Escalate to Opus 4.7 for hard coding, complex reasoning, long document synthesis, and final review.
Cache stable context such as system prompts, coding rules, policy documents, and retrieved knowledge bases.
Batch offline jobs instead of running every task through real-time endpoints.
Measure cost per accepted answer, not cost per token alone.

If you are new to Claude API pricing, start with Sonnet 4.6 and run evals against Haiku and Opus. Haiku will tell you how low you can push cost. Opus will tell you how much quality you are leaving on the table. Sonnet is usually the middle that becomes production default.

FAQ

What is the cheapest Claude API model in 2026?

Claude Haiku 4.5 is the cheapest current Claude API model in our tracker at $1.00 per million input tokens and $5.00 per million output tokens. It is best for routing, classification, extraction, and short summaries.

Is Claude Opus 4.7 more expensive than Sonnet 4.6?

Yes. Opus 4.7 costs $5.00 per million input tokens and $25.00 per million output tokens, while Sonnet 4.6 costs $3.00 input and $15.00 output. Opus is about 67% more expensive than Sonnet on both input and output.

Did Opus 4.7 increase prices over Opus 4.6?

No. Opus 4.7 uses the same listed token pricing as Opus 4.6: $5.00 input, $0.50 cached input, and $25.00 output per million tokens. The upgrade is mainly a capability improvement at the same price.
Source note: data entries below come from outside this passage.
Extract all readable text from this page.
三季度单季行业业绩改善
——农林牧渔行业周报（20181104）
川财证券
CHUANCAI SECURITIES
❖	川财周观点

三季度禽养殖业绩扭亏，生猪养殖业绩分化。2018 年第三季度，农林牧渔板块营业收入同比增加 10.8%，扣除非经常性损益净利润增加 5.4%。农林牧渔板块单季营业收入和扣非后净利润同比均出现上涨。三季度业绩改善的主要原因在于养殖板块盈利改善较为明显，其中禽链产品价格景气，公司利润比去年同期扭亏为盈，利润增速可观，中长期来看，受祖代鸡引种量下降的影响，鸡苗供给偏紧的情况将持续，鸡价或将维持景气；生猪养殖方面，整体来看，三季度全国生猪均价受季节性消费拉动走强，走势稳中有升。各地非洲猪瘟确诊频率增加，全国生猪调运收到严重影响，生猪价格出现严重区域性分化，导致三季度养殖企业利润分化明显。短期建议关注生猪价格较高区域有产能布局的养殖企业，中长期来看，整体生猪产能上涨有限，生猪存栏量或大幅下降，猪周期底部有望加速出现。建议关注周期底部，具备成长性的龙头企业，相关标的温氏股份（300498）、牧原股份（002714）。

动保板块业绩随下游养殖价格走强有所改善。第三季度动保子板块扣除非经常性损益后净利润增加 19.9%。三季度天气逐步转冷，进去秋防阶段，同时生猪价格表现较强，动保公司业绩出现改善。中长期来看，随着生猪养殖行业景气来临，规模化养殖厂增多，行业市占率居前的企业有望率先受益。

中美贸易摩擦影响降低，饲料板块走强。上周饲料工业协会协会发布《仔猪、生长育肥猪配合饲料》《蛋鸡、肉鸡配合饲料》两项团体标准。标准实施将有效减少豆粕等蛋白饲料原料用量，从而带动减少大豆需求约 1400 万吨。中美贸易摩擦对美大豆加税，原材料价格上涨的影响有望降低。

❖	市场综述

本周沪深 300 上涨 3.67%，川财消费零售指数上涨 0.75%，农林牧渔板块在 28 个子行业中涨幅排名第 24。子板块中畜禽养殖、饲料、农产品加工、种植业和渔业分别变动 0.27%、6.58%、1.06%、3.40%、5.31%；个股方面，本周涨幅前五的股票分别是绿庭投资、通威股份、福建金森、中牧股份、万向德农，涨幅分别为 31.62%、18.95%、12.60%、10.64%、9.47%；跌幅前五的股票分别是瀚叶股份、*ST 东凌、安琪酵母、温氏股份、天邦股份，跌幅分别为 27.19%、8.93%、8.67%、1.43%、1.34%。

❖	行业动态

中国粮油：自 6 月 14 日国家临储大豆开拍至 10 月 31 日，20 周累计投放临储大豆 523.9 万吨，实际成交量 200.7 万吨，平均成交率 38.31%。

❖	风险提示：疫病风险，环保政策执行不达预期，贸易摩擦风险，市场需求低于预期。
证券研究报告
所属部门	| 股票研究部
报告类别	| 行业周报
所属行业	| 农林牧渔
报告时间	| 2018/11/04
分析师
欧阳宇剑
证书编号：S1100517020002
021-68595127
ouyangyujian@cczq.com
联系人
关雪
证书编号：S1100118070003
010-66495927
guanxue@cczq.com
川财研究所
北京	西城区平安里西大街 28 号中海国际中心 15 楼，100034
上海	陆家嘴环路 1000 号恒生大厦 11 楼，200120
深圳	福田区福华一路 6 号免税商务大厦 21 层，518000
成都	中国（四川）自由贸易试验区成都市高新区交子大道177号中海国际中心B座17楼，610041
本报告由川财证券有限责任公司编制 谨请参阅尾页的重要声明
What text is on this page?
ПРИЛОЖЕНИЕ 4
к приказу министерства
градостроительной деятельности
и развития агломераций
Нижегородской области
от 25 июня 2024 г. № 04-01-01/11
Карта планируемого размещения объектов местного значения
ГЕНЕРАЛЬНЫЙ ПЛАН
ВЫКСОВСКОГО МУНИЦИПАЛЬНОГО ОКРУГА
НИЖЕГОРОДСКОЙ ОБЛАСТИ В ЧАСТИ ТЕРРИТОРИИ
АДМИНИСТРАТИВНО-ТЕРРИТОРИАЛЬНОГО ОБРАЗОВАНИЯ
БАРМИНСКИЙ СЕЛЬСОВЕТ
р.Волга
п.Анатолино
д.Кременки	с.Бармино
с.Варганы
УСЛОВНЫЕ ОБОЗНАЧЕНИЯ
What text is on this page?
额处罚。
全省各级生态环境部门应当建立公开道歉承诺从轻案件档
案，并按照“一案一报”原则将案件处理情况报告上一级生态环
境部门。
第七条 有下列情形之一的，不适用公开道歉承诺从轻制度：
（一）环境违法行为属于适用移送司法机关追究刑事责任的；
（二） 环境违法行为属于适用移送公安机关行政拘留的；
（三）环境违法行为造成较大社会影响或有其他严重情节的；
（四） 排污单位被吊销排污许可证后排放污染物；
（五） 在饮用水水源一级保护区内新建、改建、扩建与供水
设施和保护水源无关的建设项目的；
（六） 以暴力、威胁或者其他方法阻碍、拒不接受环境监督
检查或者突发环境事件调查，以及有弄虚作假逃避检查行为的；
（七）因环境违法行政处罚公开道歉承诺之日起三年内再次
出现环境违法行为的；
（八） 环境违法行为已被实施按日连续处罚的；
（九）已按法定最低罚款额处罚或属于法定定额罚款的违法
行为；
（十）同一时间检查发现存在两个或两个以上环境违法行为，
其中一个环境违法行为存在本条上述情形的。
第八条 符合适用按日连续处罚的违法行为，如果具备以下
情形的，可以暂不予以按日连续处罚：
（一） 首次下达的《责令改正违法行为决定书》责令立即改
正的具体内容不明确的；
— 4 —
Can I use Claude Pro instead of paying API prices?

Not for production software. Claude Pro, Max, and Team are subscription products for human use. Apps, automations, backend workflows, and customer-facing products should budget against Claude API token pricing.

How do I reduce Claude API costs?

Use Haiku for cheap utility calls, Sonnet as the default production tier, and Opus only for escalation. Keep outputs short, cache repeated context, batch offline work, and measure cost per successful task rather than just raw model price.